O desejo cinematográfico é questionado, desconstruído e libertado do peso do olhar masculino nesta sessão dupla dedicada a duas extraordinárias cineastas.


Obra seminal da precursora da teoria do cinema feminista, Laura Mulvey, Riddles of the Sphinx utiliza a linguagem do cinema modernista anti-narrativo para descobrir e afirmar uma voz feminina livre das amarras do patriarcado.


Realizado vinte anos depois, The Watermelon Woman de Cheryl Dunye reconsidera a ideia de feminilidade no ecrã ao apresentar, orgulhosamente, uma cineasta negra e lésbica como protagonista deste filme – uma intriga simultaneamente alegre e trágica em que a indústria de cinema é o criminoso deixado por punir.


Sessão Dupla #2 
Os Esquecidos (1950) de Luis Buñuel
The Vampires of Poverty (1978) de Luis Ospina e Carlos Mayolo 


Re-visitar uma obra-prima clássica através do olhar de um filme cuja seriedade irónica questiona as dificuldades e os limites de filmar a miséria social.


O filme de Buñuel retrata as vidas d’Os Esquecidos, as crianças marginalizadas da nossa sociedade. Sem qualquer tipo de apelo à moral ou ao julgamento, sem exagero ou fantasia, o filme é tão cru e tão nu como a própria miséria, tão insuportável como a fome ou a morte, e ultrapassa os limites da investigação documental e estética.


The Vampires of Poverty é uma representação sarcástica da outra face da moeda, uma realidade tão intolerável como a que é apresentada em Os Esquecidos: o uso e a encenação da pobreza no cinema, a exploração da miséria para propósitos comerciais. Este documentário simulado não deve, porém, ser visto como antagónico ao filme de Buñuel, mas como uma ferramenta que nos permite apreciar a consciência social, política e artística do cineasta.


Sessão Dupla #3 
Chameleon Street (1989) de Wendell B. Harris Jr. 
Free, White and 21 (1980) de Howardena Pindel


Neste diálogo entre duas vozes singulares da black art, são apresentadas perspectivas complexas sobre os conceitos de raça e de género. 
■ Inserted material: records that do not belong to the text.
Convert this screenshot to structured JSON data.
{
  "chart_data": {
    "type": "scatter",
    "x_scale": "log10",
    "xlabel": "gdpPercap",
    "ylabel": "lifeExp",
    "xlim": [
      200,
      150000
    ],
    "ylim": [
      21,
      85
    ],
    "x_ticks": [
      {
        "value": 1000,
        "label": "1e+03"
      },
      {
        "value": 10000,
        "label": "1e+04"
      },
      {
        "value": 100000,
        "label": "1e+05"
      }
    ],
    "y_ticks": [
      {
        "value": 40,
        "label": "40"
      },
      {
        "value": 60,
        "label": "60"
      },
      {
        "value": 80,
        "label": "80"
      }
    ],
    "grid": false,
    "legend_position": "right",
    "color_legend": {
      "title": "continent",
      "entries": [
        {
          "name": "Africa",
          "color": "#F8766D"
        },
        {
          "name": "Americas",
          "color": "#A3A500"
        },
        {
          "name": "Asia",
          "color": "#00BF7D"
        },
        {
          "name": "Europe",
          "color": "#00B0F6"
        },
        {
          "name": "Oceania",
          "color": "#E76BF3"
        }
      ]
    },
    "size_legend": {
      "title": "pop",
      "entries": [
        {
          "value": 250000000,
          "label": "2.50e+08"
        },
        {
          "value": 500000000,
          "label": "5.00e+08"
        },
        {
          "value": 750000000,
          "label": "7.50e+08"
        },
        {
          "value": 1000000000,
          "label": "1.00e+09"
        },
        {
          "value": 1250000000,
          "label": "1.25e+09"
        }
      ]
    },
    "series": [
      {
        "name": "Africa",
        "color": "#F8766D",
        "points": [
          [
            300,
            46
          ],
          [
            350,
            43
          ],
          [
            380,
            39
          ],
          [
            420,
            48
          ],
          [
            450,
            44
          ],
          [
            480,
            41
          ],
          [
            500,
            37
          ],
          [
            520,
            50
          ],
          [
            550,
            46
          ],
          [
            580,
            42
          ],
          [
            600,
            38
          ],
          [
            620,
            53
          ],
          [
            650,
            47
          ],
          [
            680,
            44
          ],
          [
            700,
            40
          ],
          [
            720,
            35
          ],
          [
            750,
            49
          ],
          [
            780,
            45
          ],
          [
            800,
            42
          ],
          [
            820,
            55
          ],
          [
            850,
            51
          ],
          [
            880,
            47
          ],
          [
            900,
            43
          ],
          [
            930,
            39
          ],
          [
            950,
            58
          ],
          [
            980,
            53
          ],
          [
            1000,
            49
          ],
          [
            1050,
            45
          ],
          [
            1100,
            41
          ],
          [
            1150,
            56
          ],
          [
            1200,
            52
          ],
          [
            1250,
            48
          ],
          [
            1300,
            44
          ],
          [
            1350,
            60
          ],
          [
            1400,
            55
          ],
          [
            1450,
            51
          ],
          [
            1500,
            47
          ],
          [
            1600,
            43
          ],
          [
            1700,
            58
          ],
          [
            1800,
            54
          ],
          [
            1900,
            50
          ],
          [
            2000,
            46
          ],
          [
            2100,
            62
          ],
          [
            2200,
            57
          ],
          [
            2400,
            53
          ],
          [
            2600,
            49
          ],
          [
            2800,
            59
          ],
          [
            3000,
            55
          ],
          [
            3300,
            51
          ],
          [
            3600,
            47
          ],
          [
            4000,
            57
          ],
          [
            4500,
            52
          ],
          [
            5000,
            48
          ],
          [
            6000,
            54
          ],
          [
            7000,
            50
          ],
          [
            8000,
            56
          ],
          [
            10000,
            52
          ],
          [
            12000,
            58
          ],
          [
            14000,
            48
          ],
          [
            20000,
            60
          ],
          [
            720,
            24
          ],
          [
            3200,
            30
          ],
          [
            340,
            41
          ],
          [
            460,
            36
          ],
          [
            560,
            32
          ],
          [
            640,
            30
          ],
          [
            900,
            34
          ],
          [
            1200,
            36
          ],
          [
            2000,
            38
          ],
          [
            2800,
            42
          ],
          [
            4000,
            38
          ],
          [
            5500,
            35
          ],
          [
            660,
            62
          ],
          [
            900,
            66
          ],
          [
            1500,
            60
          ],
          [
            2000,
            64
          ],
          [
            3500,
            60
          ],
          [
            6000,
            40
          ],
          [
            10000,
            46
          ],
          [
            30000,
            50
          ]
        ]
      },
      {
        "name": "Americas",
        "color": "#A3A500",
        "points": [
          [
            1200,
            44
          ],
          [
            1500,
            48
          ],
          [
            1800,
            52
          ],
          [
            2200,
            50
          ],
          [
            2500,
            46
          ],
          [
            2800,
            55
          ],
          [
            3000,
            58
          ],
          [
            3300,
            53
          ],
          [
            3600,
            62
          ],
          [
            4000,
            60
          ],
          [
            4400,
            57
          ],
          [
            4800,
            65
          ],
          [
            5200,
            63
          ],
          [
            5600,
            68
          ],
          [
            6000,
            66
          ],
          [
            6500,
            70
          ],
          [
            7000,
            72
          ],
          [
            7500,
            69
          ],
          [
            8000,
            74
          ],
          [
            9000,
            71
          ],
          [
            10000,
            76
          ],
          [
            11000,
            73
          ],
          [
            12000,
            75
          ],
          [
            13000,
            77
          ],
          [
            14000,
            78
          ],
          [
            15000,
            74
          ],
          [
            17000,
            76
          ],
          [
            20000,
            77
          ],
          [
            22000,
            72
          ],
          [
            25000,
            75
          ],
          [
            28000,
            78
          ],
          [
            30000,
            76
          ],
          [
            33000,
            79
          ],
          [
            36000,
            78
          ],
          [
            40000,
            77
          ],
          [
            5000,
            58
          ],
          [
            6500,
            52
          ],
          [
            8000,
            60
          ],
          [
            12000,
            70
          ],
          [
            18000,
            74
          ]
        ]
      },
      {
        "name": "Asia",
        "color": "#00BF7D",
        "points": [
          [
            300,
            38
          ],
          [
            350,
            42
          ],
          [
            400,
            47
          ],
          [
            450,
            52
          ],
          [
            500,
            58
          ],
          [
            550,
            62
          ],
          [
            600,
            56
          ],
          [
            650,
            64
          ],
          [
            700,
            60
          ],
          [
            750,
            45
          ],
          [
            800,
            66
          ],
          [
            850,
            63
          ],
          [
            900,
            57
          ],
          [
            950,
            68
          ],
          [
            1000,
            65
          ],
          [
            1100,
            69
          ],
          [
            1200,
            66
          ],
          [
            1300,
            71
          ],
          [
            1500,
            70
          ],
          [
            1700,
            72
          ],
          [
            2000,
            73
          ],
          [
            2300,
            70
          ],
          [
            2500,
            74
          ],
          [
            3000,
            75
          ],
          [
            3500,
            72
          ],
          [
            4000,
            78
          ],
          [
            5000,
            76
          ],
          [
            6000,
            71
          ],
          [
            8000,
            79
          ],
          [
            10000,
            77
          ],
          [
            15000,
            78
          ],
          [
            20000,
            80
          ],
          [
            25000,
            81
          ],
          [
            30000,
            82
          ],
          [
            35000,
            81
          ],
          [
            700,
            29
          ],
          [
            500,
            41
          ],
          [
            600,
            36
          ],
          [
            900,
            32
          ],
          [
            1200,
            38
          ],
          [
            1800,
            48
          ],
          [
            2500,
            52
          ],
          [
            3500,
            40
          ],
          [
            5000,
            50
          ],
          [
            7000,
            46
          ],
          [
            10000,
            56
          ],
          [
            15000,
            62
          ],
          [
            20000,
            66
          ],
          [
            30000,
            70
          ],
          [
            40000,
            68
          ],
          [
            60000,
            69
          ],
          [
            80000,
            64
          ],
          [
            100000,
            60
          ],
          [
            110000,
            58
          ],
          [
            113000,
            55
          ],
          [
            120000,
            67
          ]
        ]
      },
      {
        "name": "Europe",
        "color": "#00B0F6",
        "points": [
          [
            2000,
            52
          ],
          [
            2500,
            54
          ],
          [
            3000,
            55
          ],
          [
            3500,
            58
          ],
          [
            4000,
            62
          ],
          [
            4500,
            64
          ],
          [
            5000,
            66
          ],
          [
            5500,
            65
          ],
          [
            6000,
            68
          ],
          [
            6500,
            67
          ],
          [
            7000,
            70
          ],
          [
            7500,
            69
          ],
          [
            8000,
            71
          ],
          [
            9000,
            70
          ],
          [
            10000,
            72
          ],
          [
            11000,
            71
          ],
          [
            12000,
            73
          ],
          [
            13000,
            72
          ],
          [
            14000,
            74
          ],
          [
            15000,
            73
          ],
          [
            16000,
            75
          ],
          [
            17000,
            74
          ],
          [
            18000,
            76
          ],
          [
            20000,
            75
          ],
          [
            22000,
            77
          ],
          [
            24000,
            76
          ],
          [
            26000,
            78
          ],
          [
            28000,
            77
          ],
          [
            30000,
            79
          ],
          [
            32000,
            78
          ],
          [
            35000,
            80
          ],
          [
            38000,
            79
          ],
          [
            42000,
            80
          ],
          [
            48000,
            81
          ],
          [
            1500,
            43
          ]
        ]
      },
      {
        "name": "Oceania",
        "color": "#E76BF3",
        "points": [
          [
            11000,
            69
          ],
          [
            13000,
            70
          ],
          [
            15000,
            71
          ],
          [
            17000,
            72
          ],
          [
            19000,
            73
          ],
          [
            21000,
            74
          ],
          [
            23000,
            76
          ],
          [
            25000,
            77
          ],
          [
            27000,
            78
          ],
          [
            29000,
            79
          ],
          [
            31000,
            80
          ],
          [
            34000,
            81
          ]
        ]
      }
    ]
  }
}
Na sua icónica obra de vídeo-arte, Free, White and 21, Howardena Pindell relata a tragédia da negritude através de uma prática de cross-dressing racial cujo objectivo é representar os seus encontros com o racismo institucional enquanto mulher negra. 


Vencedor do Grande Prémio do Júri do Festival de Sundance em 1990, Chameleon Street de Wendell B. Harris, autor criminalmente menosprezado, é um drama sobre masculinidade negra, aqui imaginado como um conflicto interno, uma batalha constante que se manifesta num jogo de imitações condenado, num desejo angustiado de “passar” por outra raça.


Sessão Dupla #4 
La Zerda ou les chants de l'oubli (1982) de Assia Djebar 
Oú en êtes-vous, Yervant Gianikian et Angela Ricci Lucchi? (2015) de Gianikian & Ricci Lucchi


Dois filmes-ensaio que partem de imagens de arquivo para, simultaneamente, as revelar como instrumentos de dominação e reconstruir uma identidade colectiva.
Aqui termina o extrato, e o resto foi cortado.